"Ultrasonic Bonding for thermoplastic microfluidics, nanofluidics and MEMS"

“用于热塑性微流体、纳米流体和 MEMS 的超声波焊接”

• 批准号: 423256-2012
• 负责人: Sameoto, Dan
• 金额: $ 3.62万
• 依托单位: University of Alberta
• 依托单位国家: 加拿大
• 项目类别: Research Tools and Instruments - Category 1 (<$150,000)
• 财政年份: 2011
• 资助国家: 加拿大
• 起止时间: 2011-01-01 至 2012-12-31
• 项目状态: 已结题
• 来源: https://www.nserc-crsng.gc.ca/ase-oro/Details-Detailles_eng.asp?id=495909
• 关键词: Ultrasonic; Bonding; thermoplastic; microfluidics; nanofluidics

This project will support the development and applications of low-cost thermoplastic microfluidic fabrication processes to accelerate research in areas ranging from fundamental polymer research, to genomics applications. Thermoplastics are one of the most widely used materials for microfluidic systems as they can be fabricated using a variety of techniques including hot-embossing, microinjection molding, and direct photolithography. For example, polymethymethacrylate (PMMA) is both the main component of commercial acrylics (Plexiglas®, OPTIX®) but is also one of the most widely used nanofabrication electron-beam resist materials, capable of defining the most finely structured materials of all traditional top-down nanotechnology processes. As such, PMMA and other thermoplastics are well suited for large-scale nano and microstructuring and one of the main applications for these polymers is the field of microfluidics. Microfluidics manipulates fluid flows on the micro and nanoscale, and can help a wide variety of chemical reactions and biological diagnostics by using smaller reagent amounts, and leveraging positive scaling laws, such as increased surface area to volume ratios, to speed up chemical reactions. Recent process developments by the primary investigator and others have demonstrated that relatively inexpensive commercial acrylics can be micro and nanostructured with deep ultraviolet light, and provides unique capabilities such as vertically tapered channels, tailored hydrophobicity/hydrophillicity across channels and altered molecular weight to reduce the glass transition temperature of the surface while keeping the bulk unaltered.
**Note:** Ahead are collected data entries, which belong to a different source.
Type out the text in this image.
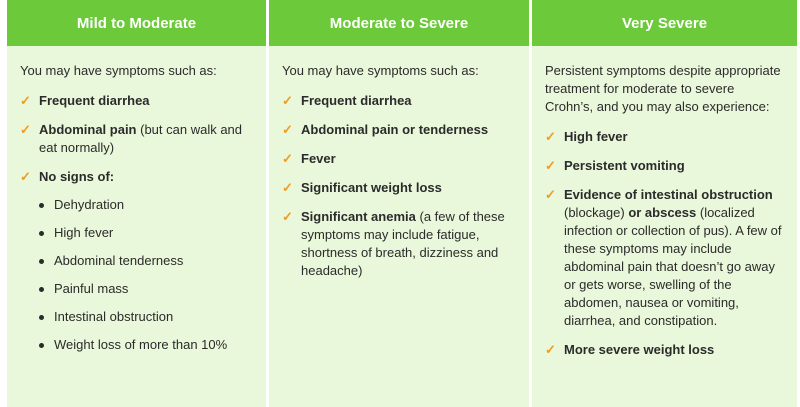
Mild to Moderate

You may have symptoms such as:

✓ Frequent diarrhea
✓ Abdominal pain (but can walk and eat normally)
✓ No signs of:
Dehydration
High fever
Abdominal tenderness
Painful mass
Intestinal obstruction
Weight loss of more than 10%
Moderate to Severe

You may have symptoms such as:

✓ Frequent diarrhea
✓ Abdominal pain or tenderness
✓ Fever
✓ Significant weight loss
✓ Significant anemia (a few of these symptoms may include fatigue, shortness of breath, dizziness and headache)
Very Severe

Persistent symptoms despite appropriate treatment for moderate to severe Crohn’s, and you may also experience:

✓ High fever
✓ Persistent vomiting
✓ Evidence of intestinal obstruction (blockage) or abscess (localized infection or collection of pus). A few of these symptoms may include abdominal pain that doesn’t go away or gets worse, swelling of the abdomen, nausea or vomiting, diarrhea, and constipation.
✓ More severe weight loss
All of these innovations can be put to use in making inexpensive microfluidics that are both cheaper to produce and more flexible in device sizes and capabilities than traditional glass based technologies. What is presently missing however is a fast, convenient, and reliable bonding method for these thermoplastic microfluidic devices that match our existing fabrication capabilities. An ultrasonic thermoplastic welding solution will massively increase our research output and reduce fabrication time so that more effort can be devoted to designing and testing microfluidic systems.

该项目将支持低成本热塑性微流体制造工艺的开发和应用，以加速从基础聚合物研究到基因组学应用等领域的研究。 热塑性塑料是微流体系统中使用最广泛的材料之一，因为它们可以使用多种技术制造，包括热压花、微注射成型和直接光刻。 例如，聚甲基丙烯酸甲酯 (PMMA) 既是商业丙烯酸树脂（Plexiglas®、OPTIX®）的主要成分，也是使用最广泛的纳米制造电子束抗蚀剂材料之一，能够定义所有传统自上而下纳米技术工艺中最精细结构的材料。 因此，PMMA 和其他热塑性塑料非常适合大规模纳米和微米结构，这些聚合物的主要应用之一是微流体领域。 微流体在微米和纳米尺度上操纵流体流动，通过使用更少量的试剂并利用正比例定律（例如增加表面积与体积之比）来加速化学反应，可以帮助各种化学反应和生物诊断。主要研究者和其他人最近的工艺开发表明，相对便宜的商业丙烯酸树脂可以用深紫外光进行微米和纳米结构，并提供独特的功能，例如垂直锥形通道、跨通道定制的疏水性/亲水性以及改变分子量以降低表面的玻璃化转变温度，同时保持体积不变。 所有这些创新都可以用于制造廉价的微流体，与传统的基于玻璃的技术相比，这些微流体的生产成本更低，并且设备尺寸和功能更灵活。 然而，目前缺少的是一种与我们现有的制造能力相匹配的用于这些热塑性微流体装置的快速、方便且可靠的粘合方法。 超声波热塑性焊接解决方案将大大增加我们的研究成果并减少制造时间，以便我们可以将更多精力投入到设计和测试微流体系统。